PostgreSQL extensions are great! Simply by adding an extension, one transforms what is an otherwise vanilla general-purpose database management system into one capable of processing data requirements in a highly optimized fashion. Some extensions, like pg_repack, simplify and enhance existing features already, while other extensions, such as PostGIS and pgvector, add completely new capabilities.
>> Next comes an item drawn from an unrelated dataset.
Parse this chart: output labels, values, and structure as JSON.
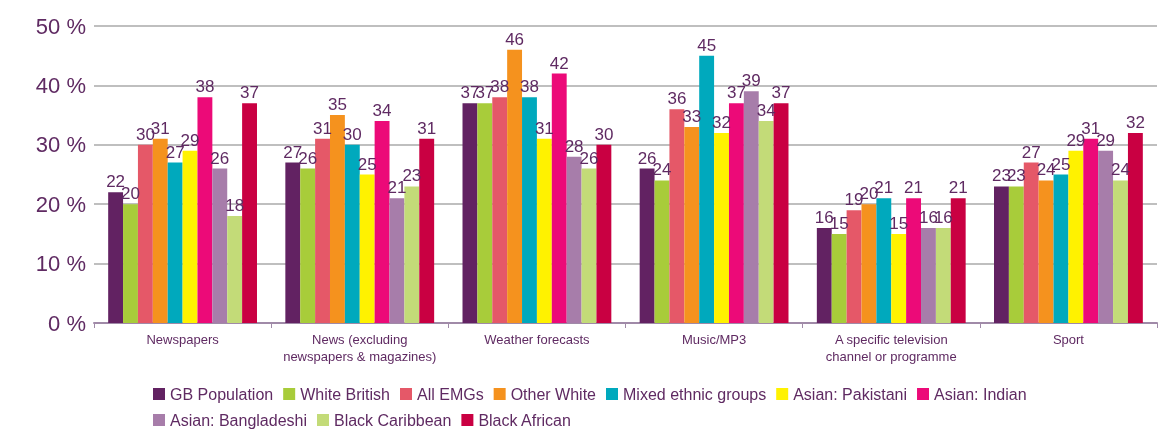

I’d like to introduce to you the PostgreSQL extension TimescaleDB. As the name implies, TimescaleDB is all about data recorded against time. In database systems, time series data is often a relatively small data point of one or more dimensions. A good example is the gathering of weather data, i.e., time versus air pressure, UV index, wind speed, temperature, humidity, etc.
Time series data processing can be taxing to any database system:
- Data INSERTs are coming in at a furious rate.
- Data retention requirements can be in the hundreds of terabytes, even petabytes.
- Data analysis and report generation capabilities of both archived data and data that’s coming in real-time are often required.
While PostgreSQL is quite capable of ingesting, managing, and analyzing time series data, there are other solutions, many of them proprietary, that can perform data ingestion and generate actionable insights at a faster rate.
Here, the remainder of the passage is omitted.